Page, who studies the evolution of complex social behavior in honey bees, from genes to societies, left UC Davis in 2004 to be the founding director of the new School of Life Sciences. Arizona State University, where he built a Social Insect Research Group that is now recognized worldwide.
Page was trained as an entomologist, evolutionary population geneticist, classical animal breeder, and mechanistic behaviorist, according to a news release issued by the ESA. "This training has defined his research approach of looking at the genetics and evolution of complex social behavior. He has taken a vertical approach to understanding the mechanisms of honey bee social foraging and how it evolves."
His work is contained in more than 225 research articles. Page has also co-edited three books and authored or co-authored two. Page is a highly cited ISI (Institute for Scientific Information) author in plant and animal science. He is a fellow of the American Association for the Advancement of Science (AAAS) and an elected member of the American Academy of Arts and Sciences, the German National Academy of Science, and the Brazilian Academy of Science. In 1995 he was awarded the Alexander von Humboldt Research Prize by the government of Germany.
Although Page resides in Arizona, his research bees are UC Davis-based residents. Bee breeder-geneticist Michael “Kim” Fondrk, who worked with Page at Ohio State University, UC Davis and ASU, manages the specialized genetic stock, which today includes 90 hives.
Of the 90 hives, about 70 have instrumentally inseminated queens as part of their pollen-hoarding breeding research program.
Back in 2006, Page told us: "Davis is still home to me. I raised my family there, my closest friends and colleagues are still in the entomology department there. I still feel very strong attachments.”
Former department chair Robert Washino remembers him fondly. He recently recalled that "Rob chose to return to UC Davis in 1989 to be with his former major professor (Harry H. Laidlaw Jr.). He later cared for him and his wife, Ruth, in their declining years. We all remember Rob’s scholarly side and his humanitarian side.”

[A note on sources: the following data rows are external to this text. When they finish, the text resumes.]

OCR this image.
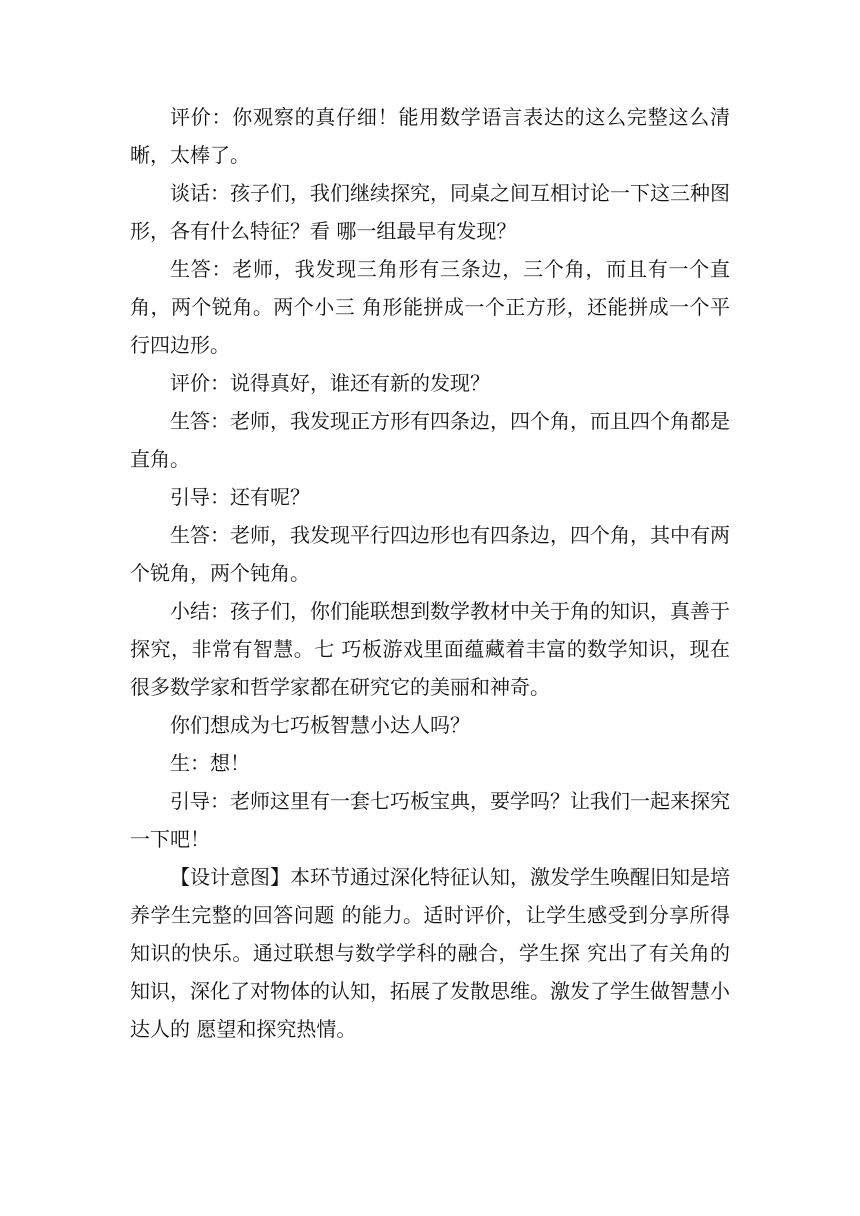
评价：你观察的真仔细！能用数学语言表达的这么完整这么清晰，太棒了。

谈话：孩子们，我们继续探究，同桌之间互相讨论一下这三种图形，各有什么特征？看 哪一组最早有发现？

生答：老师，我发现三角形有三条边，三个角，而且有一个直角，两个锐角。两个小三 角形能拼成一个正方形，还能拼成一个平行四边形。

评价：说得真好，谁还有新的发现？

生答：老师，我发现正方形有四条边，四个角，而且四个角都是直角。

引导：还有呢？

生答：老师，我发现平行四边形也有四条边，四个角，其中有两个锐角，两个钝角。

小结：孩子们，你们能联想到数学教材中关于角的知识，真善于探究，非常有智慧。七 巧板游戏里面蕴藏着丰富的数学知识，现在很多数学家和哲学家都在研究它的美丽和神奇。

你们想成为七巧板智慧小达人吗？

生：想！

引导：老师这里有一套七巧板宝典，要学吗？让我们一起来探究一下吧！

【设计意图】本环节通过深化特征认知，激发学生唤醒旧知是培养学生完整的回答问题 的能力。适时评价，让学生感受到分享所得知识的快乐。通过联想与数学学科的融合，学生探 究出了有关角的知识，深化了对物体的认知，拓展了发散思维。激发了学生做智慧小达人的 愿望和探究热情。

Page joins three other UC-affiliated entomologists in the ESA Fellows Class of 2012: Joseph Morse, professor of entomology at UC Riverside; Henry H. Hagedorn, who received his doctorate in entomology from UC Davis in 1970; and R. Michael Roe, who trained at the UC Davis Department of Entomology from 1981 to 1984 as a National Institutes of Health fellow in cellular and molecular biology.

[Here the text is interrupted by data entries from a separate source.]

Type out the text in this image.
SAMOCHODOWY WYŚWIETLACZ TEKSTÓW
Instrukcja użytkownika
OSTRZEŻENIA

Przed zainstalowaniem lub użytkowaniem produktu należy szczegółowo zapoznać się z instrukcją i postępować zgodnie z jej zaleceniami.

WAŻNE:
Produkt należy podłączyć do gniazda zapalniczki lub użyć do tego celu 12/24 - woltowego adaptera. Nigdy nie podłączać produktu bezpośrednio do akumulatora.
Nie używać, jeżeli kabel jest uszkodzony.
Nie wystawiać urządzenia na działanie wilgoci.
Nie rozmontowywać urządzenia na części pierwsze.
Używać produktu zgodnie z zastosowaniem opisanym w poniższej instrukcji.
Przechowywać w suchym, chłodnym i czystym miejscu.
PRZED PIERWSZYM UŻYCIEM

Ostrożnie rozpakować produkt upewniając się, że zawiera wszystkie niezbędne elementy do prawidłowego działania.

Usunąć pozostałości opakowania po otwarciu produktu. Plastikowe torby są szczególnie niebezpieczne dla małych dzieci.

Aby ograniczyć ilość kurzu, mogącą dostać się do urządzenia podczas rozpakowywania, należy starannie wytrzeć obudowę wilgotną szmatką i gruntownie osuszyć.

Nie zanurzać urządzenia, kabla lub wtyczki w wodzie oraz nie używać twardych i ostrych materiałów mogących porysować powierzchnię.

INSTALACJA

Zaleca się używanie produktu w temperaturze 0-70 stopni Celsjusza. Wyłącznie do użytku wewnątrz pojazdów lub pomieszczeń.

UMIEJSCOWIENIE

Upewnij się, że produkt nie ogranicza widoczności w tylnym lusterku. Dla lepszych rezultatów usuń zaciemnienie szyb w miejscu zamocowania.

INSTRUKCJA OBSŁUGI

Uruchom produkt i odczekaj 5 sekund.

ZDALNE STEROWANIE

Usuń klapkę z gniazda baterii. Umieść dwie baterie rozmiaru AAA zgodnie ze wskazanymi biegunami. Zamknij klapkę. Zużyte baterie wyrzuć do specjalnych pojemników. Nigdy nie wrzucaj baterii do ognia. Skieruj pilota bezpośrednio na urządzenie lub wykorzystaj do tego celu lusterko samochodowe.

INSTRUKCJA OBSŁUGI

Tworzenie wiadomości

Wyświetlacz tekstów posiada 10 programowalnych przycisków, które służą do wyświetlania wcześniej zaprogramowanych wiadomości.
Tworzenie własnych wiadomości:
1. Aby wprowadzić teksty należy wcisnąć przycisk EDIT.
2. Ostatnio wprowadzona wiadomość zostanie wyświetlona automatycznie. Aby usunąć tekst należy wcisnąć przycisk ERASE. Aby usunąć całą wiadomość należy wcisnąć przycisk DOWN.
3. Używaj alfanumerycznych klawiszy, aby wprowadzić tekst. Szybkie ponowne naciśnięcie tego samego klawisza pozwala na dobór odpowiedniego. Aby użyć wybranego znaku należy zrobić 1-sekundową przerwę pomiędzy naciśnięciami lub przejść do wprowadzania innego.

And interestingly enough, Page is following in the footsteps of Harry H. Laidlaw Jr., who himself was elected an ESA fellow in 1991.

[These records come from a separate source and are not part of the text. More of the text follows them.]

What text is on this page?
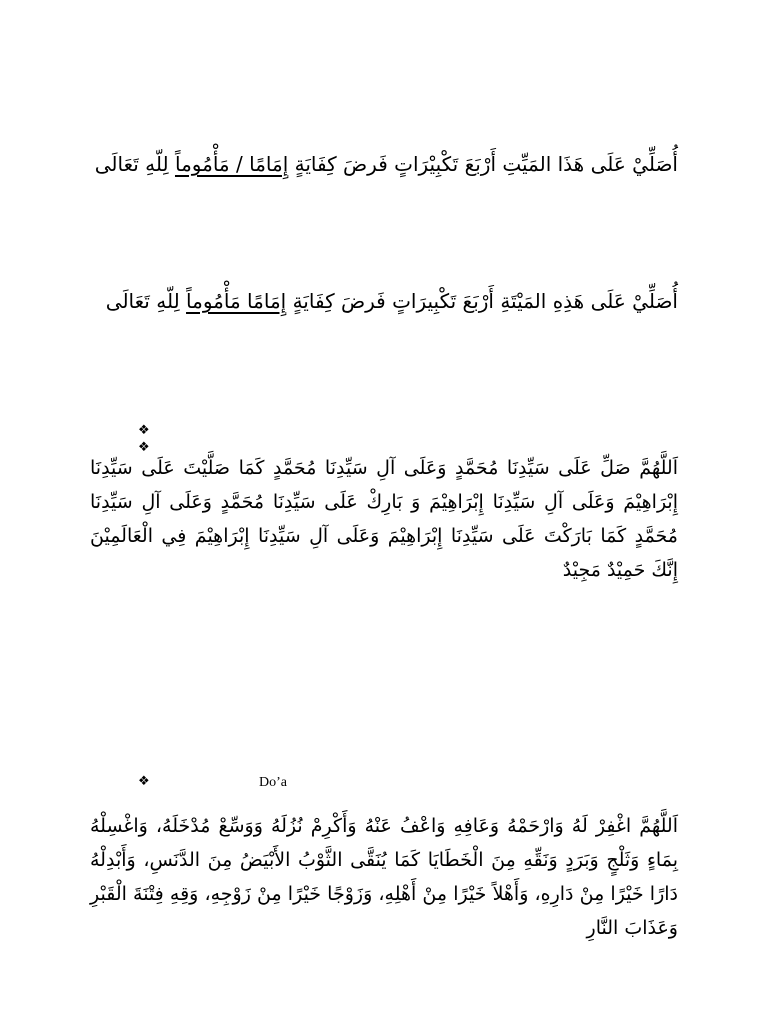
أُصَلِّيْ عَلَى هَذَا المَيِّتِ أَرْبَعَ تَكْبِيْرَاتٍ فَرضَ كِفَايَةٍ إِمَامًا / مَأْمُوماً لِلّهِ تَعَالَى
أُصَلِّيْ عَلَى هَذِهِ المَيْتَةِ أَرْبَعَ تَكْبِيرَاتٍ فَرضَ كِفَايَةٍ إِمَامًا مَأْمُوماً لِلّهِ تَعَالَى
❖
❖
اَللَّهُمَّ صَلِّ عَلَى سَيِّدِنَا مُحَمَّدٍ وَعَلَى آلِ سَيِّدِنَا مُحَمَّدٍ كَمَا صَلَّيْتَ عَلَى سَيِّدِنَا إِبْرَاهِيْمَ وَعَلَى آلِ سَيِّدِنَا إِبْرَاهِيْمَ وَ بَارِكْ عَلَى سَيِّدِنَا مُحَمَّدٍ وَعَلَى آلِ سَيِّدِنَا مُحَمَّدٍ كَمَا بَارَكْتَ عَلَى سَيِّدِنَا إِبْرَاهِيْمَ وَعَلَى آلِ سَيِّدِنَا إِبْرَاهِيْمَ فِي الْعَالَمِيْنَ إِنَّكَ حَمِيْدٌ مَجِيْدٌ
❖	Do’a
اَللَّهُمَّ اغْفِرْ لَهُ وَارْحَمْهُ وَعَافِهِ وَاعْفُ عَنْهُ وَأَكْرِمْ نُزُلَهُ وَوَسِّعْ مُدْخَلَهُ، وَاغْسِلْهُ بِمَاءٍ وَثَلْجٍ وَبَرَدٍ وَنَقِّهِ مِنَ الْخَطَايَا كَمَا يُنَقَّى الثَّوْبُ الأَبْيَضُ مِنَ الدَّنَسِ، وَأَبْدِلْهُ دَارًا خَيْرًا مِنْ دَارِهِ، وَأَهْلاً خَيْرًا مِنْ أَهْلِهِ، وَزَوْجًا خَيْرًا مِنْ زَوْجِهِ، وَقِهِ فِتْنَةَ الْقَبْرِ وَعَذَابَ النَّارِ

With the addition of Page, the UC Davis Department of Entomology now has 16 fellows who are current or former faculty members. The first was Richard M. Bohart (1913-2007), for whom the Bohart Museum of Entomology is named. He received the honor in 1947. Fifteen others followed: Donald McLean, elected in 1990; Harry H. Laidlaw Jr. (1907-2003), 1991; John Edman, 1994; Robert Washino, 1996; Bruce Eldridge, 2001; William Reisen, 2003; Harry Kaya, 2007; Michael Parrella and Frank Zalom, 2008; Walter Leal, 2009; Bruce Hammock and Thomas Scott, 2010; James R. Carey and Diane Ullman, 2011, and now Robert E. Page Jr., 2012.